Yesterday, Canada’s food safety regulatory agency, CFIA, warned consumers not to eat certain jalapeno peppers sold primarily in bulk and unlabeled, out of fears of Salmonella contamination. The peppers were from Cal Fresco, a California company, which had also distributed the peppers to retail establishments in California, Oregon, Washington, and Texas. Cal Fresco recalled the peppers yesterday as well. See details of Cal Fresco jalapeno pepper recall.
Yesterday evening, the Packer had an article on Cal Fresco’s recall, which contains some food for thought.
Fernando Vargas, owner and founder of Cal Fresco in Buena Park, Calif., said Dec. 21 he took immediate action when the Food and Drug Administration notified him. He said that within two and a half hours of receiving notice from the FDA of positive test results, he had contacted all of his customers who received the peppers.

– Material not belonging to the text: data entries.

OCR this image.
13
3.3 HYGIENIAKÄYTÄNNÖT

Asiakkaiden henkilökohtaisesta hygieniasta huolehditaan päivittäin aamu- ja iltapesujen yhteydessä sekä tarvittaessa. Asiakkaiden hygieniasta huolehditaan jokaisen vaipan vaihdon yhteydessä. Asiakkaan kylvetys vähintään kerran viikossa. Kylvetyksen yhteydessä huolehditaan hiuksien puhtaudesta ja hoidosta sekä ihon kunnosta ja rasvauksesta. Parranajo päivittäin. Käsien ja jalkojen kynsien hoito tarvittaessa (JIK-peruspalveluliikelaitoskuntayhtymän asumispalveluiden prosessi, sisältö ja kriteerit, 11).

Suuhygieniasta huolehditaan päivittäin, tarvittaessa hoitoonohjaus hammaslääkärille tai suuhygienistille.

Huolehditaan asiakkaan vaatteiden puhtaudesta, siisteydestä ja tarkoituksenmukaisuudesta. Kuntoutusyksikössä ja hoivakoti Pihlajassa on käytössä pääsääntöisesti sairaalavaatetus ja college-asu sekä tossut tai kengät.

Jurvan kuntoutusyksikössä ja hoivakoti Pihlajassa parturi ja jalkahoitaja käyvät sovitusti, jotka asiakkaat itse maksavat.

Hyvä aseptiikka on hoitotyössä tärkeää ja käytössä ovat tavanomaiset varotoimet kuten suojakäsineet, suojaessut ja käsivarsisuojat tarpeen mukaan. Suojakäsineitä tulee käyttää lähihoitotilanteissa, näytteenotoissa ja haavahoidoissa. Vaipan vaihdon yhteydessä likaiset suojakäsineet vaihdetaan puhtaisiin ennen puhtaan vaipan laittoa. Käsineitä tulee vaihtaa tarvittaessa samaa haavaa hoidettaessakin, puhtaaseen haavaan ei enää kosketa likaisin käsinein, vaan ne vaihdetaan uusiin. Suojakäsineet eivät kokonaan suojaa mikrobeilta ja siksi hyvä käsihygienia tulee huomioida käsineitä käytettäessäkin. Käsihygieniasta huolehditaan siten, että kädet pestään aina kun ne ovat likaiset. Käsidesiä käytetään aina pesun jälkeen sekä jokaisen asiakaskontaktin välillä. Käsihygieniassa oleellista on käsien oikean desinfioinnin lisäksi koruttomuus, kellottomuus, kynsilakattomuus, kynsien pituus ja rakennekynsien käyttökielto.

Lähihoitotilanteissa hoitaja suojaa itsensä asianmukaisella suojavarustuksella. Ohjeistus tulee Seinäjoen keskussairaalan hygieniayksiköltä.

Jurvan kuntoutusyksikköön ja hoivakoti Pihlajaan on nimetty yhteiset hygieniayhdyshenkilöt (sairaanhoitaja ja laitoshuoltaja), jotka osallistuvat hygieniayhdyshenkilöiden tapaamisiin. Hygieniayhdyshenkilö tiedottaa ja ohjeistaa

Vargas said he was frustrated the government didn’t work as quickly.
He said the tests were done Dec. 12, but he wasn’t notified until Dec. 19.
[Further], The serrano peppers were initially more difficult to trace “because the USDA Sample and Isolated Pathogen Information Report failed to disclose individual lot numbers” of the tested peppers, according to a news release from Cal Fresco.
[Finally] As of 6:45 p.m. eastern time on Dec. 21, the FDA had not posted a notice on its website in relation to the Cal Fresco recall. The agency sent an e-mail alert on the recall notice to subscribers at about 6 a.m. Dec. 22.
That’s a total of 9 days since the original positive test for Salmonella before the contaminated peppers were recalled. Cal Fresco, based on known information, is certainly not to blame for the delay, as it can only act on the information that it has. Indeed, the free flow of information is the only currency for public health.